Third, we ensure that we have strong ESG principles embedded in our culture and can demonstrate that to all our stakeholders. The TK group recently joined the United Nations Global Compact, which is just once they have to demonstrate our ESG commitment. In addition, we have also published sustainability reports for the last 10 years and expect to release a new TK Group sustainability report in April 2021 that meets stakeholder needs and is aligned with global frameworks, such as DRI and SAS meeting [ph].
Turning to Slide 9, we provide a history of how we have adapted to the change in global energy mix. Over the past two decades, we have moved from 100% exposure to the crude oil shipping business to a more diversified portfolio with more than 80% of our investment capital in gas carriers with one of the world's largest LNG carrier fleets of 47 vessels today.

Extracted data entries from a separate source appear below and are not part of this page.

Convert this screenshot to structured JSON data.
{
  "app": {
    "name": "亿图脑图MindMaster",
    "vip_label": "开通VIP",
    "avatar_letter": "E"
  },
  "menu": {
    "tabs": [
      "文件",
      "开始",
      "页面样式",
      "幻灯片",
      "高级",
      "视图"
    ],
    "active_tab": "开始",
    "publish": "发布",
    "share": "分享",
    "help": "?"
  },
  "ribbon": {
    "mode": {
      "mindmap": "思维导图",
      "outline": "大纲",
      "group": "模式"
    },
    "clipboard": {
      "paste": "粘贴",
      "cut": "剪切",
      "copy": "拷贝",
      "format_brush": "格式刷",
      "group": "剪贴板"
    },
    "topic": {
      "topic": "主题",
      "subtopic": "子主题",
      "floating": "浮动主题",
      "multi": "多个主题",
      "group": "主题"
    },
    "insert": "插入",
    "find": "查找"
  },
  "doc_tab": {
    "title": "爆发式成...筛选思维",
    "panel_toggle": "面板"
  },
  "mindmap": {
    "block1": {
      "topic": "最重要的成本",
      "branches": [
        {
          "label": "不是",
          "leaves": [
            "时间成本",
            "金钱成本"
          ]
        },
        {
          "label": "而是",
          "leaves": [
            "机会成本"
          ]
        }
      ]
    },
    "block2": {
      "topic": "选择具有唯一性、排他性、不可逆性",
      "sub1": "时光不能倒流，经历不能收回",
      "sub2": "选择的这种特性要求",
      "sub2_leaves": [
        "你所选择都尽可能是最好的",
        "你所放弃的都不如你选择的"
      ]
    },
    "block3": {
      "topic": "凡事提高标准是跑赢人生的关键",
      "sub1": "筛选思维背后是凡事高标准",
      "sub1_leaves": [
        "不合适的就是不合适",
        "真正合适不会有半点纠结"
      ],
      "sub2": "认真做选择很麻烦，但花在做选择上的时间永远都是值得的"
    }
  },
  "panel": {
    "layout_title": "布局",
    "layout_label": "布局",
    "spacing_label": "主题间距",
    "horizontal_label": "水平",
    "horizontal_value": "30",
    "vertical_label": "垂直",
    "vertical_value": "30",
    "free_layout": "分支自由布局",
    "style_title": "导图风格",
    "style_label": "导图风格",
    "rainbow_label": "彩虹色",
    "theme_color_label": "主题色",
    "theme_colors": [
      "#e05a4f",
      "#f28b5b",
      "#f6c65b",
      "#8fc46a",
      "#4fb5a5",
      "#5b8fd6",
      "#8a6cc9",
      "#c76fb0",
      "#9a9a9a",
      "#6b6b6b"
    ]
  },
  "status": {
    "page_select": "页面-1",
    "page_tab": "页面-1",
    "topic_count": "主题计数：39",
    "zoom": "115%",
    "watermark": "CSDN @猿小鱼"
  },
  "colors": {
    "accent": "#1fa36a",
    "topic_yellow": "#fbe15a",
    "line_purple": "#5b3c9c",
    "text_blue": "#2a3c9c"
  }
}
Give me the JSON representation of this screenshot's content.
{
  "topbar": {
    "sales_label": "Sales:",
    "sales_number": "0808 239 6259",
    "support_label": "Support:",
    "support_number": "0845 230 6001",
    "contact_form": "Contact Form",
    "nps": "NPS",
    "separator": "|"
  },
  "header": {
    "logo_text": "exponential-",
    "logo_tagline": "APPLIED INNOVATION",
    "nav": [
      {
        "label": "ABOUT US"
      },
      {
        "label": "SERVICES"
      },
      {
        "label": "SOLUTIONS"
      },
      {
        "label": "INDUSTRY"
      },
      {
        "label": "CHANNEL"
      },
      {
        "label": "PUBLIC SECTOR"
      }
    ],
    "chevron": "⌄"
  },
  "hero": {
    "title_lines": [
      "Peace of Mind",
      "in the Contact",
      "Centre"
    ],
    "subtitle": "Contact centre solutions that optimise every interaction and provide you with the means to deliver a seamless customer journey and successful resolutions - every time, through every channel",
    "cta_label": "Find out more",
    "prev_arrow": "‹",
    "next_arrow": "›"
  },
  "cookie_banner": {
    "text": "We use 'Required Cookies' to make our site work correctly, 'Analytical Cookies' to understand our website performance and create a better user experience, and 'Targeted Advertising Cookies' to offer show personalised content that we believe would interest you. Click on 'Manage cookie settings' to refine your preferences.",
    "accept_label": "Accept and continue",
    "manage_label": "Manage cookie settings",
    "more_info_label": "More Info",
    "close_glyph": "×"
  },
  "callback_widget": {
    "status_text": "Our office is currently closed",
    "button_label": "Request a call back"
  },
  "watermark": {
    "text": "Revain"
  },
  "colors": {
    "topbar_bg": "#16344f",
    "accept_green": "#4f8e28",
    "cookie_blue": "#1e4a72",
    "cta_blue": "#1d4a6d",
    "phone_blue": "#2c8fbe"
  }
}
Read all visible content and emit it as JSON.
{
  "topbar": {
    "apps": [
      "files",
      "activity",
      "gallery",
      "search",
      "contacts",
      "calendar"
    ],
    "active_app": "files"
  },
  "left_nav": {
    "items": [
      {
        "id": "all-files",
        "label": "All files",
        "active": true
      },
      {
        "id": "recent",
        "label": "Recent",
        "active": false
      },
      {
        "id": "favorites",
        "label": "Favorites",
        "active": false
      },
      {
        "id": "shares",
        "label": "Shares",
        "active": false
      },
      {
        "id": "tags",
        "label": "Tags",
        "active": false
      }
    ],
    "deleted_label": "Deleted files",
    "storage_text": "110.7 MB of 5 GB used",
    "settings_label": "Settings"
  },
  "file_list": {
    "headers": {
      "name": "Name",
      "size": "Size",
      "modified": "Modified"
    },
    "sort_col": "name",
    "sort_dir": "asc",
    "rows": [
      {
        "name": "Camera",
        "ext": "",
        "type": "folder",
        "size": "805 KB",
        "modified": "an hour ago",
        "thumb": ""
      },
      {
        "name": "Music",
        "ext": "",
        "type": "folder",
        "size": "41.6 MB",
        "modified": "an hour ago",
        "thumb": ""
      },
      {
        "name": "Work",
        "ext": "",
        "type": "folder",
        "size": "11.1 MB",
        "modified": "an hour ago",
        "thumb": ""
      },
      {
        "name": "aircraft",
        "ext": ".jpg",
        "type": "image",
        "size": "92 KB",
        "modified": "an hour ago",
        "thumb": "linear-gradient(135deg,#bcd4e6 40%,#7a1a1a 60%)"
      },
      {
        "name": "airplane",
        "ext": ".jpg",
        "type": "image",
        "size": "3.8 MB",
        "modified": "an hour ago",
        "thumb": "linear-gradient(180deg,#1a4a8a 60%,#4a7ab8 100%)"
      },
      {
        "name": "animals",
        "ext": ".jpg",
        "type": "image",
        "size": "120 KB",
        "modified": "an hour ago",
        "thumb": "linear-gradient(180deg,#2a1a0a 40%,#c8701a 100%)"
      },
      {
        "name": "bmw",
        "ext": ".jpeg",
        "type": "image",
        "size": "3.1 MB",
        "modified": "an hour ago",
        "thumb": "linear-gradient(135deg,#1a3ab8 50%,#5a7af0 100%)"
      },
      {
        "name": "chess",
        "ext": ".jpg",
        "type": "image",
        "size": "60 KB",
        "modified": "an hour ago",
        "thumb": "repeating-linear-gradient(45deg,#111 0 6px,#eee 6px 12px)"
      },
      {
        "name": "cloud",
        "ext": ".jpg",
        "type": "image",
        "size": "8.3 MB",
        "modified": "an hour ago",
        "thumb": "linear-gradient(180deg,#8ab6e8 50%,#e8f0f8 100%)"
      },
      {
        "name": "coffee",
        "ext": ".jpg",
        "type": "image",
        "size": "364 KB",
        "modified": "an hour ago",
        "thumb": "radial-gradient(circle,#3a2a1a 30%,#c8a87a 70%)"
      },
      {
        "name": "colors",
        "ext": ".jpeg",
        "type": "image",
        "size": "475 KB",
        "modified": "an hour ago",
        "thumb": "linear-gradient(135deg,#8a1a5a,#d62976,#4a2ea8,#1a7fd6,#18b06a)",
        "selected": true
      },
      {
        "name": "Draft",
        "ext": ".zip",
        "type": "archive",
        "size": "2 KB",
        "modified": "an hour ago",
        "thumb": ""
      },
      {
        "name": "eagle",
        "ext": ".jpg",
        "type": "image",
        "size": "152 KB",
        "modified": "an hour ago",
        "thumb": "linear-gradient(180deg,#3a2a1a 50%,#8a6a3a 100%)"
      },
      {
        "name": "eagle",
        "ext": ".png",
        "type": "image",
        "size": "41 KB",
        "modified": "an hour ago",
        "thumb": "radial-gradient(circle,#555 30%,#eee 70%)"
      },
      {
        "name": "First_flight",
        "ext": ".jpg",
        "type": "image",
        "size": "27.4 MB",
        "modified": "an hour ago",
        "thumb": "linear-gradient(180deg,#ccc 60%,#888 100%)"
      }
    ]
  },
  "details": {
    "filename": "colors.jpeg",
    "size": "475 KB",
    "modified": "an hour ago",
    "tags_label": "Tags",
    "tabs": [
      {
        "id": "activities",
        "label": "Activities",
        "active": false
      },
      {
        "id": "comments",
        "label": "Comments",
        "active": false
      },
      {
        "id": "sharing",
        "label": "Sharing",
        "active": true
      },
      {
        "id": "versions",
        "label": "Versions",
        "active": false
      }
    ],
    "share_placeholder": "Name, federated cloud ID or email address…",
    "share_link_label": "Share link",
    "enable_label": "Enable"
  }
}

During this time, we have invested a significant amount of our capital to the LNG sector, as we saw the world moving to replace coal with cleaner natural gas while we continue to uphold our respective brand on operational leadership in our crude oil tanker business as the world is expected to consume oil for decades to come.
Over the past few years, we've been divesting and winding down our offshore business and going forward, we believe that new business areas are more likely to be in areas where we can have an impact on the energy transition.
Turning to Slide 10, we highlighted our diversified portfolio with our gas cash flow providing stability to complement our more variable tanker cash flows over the past several quarters, with the latter having the ability to provide significant cash flows during times of strong spot tanker rates, like we saw in the fourth quarter of 2019, and the first half of 2020.
Looking at the graph on the right, TK cooperation share price has significant upside potential from share appreciation of our two daughter companies GSP and TNK that continue to trade at significant discounts to their respective intrinsic values. We have provided the potential uplift to TK share value based on dollar share price appreciation of 25% to 50% of $1.38 and $2.07 per share of 63% and 127% respectively, based on TK's closing share price yesterday.
With our balance sheets continuing to strengthen across the group, extensive contracted revenues at TK LNG and no committed growth capital expenditures or significant near-term debt maturities, we believe that we are financially well positioned across the group to create long term shareholder value. In closing, I want to thank our seafarers and onshore colleagues for their continued dedication to providing safe and uninterrupted service to our customers throughout the course of the pandemic.
With that, operator we are now available to take questions.
Well, thank you very much for listening in today. Stay safe during the holiday season and we do look forward to reporting back to you next year.
Thank you. Ladies and gentlemen, this concludes today's teleconference. We may now disconnect.